Hamlet considered a number of questions, but we wonder whether he considered ‘do never smokers with airflow limitation have undiagnosed asthma? A very reasonable question that is addressed by Çolak and colleagues (see page 614). Although the investigators expected to identify a cohort of undiagnosed asthmatic patients, the results were surprising. Indeed, the participants with airflow limitation without diagnosed asthma had less allergy and respiratory symptoms. The authors conclude that never smoking individuals with airflow limitation do not have asthma. Hamlet may have got there in the end.

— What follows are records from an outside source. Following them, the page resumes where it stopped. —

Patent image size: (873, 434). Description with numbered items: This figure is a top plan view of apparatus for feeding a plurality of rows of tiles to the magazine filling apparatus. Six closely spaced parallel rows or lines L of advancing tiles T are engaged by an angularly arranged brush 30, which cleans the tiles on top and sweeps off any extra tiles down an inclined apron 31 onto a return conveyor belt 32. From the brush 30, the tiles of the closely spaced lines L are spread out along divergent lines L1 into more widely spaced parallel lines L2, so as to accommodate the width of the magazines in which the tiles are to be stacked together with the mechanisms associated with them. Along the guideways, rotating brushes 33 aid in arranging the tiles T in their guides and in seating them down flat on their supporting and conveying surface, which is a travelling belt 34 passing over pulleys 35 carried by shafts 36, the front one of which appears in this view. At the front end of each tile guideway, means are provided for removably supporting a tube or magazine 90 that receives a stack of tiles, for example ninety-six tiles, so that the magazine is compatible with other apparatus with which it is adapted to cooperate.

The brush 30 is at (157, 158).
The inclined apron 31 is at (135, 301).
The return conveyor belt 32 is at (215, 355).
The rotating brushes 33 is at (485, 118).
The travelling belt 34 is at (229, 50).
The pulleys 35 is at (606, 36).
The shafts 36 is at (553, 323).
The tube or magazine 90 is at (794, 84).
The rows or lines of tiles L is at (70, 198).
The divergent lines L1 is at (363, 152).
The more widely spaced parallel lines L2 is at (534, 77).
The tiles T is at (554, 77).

Life is divided into three terms

As Wordsworth considered life in three groups so have Beerthuizen and colleagues who performed a cost-effectiveness trial that compared standard care with a web-based monthly monitoring programme and a FENO monitoring programme to improve asthma control (see page 607). The authors showed no difference in terms of QALYs, albeit the web-based approach was more likely to be cost-effective from a healthcare perspective and FENO-based strategy was most cost-effective from a societal perspective. So, again we see more work needs to be done to bring society and health together.

Bug's life

Just as A Bug's life was inspired by one of Aesop's fables, Nolan and colleagues have been inspired to develop novel approaches to understanding the pathogenesis of ventilator acquired pneumonia (VAP) in critically ill patients in the ICU (see page 594, Editors' choice). This multicentre study not only showed a high prevalence of Mycoplasma species in patients with VAP, but also that Mycoplasma species, in particular Mycloplasma salivarium, has an immunoparetic action, which could have a major role in the pathogenesis of VAP. Watch out bugs, were closing in on you!

Thorax – for renaissance men and women

Pectus excavatum or cadaverous habitus? On page 669 of this month's journal we introduce you to the caravaggisti and the art of tenebrism.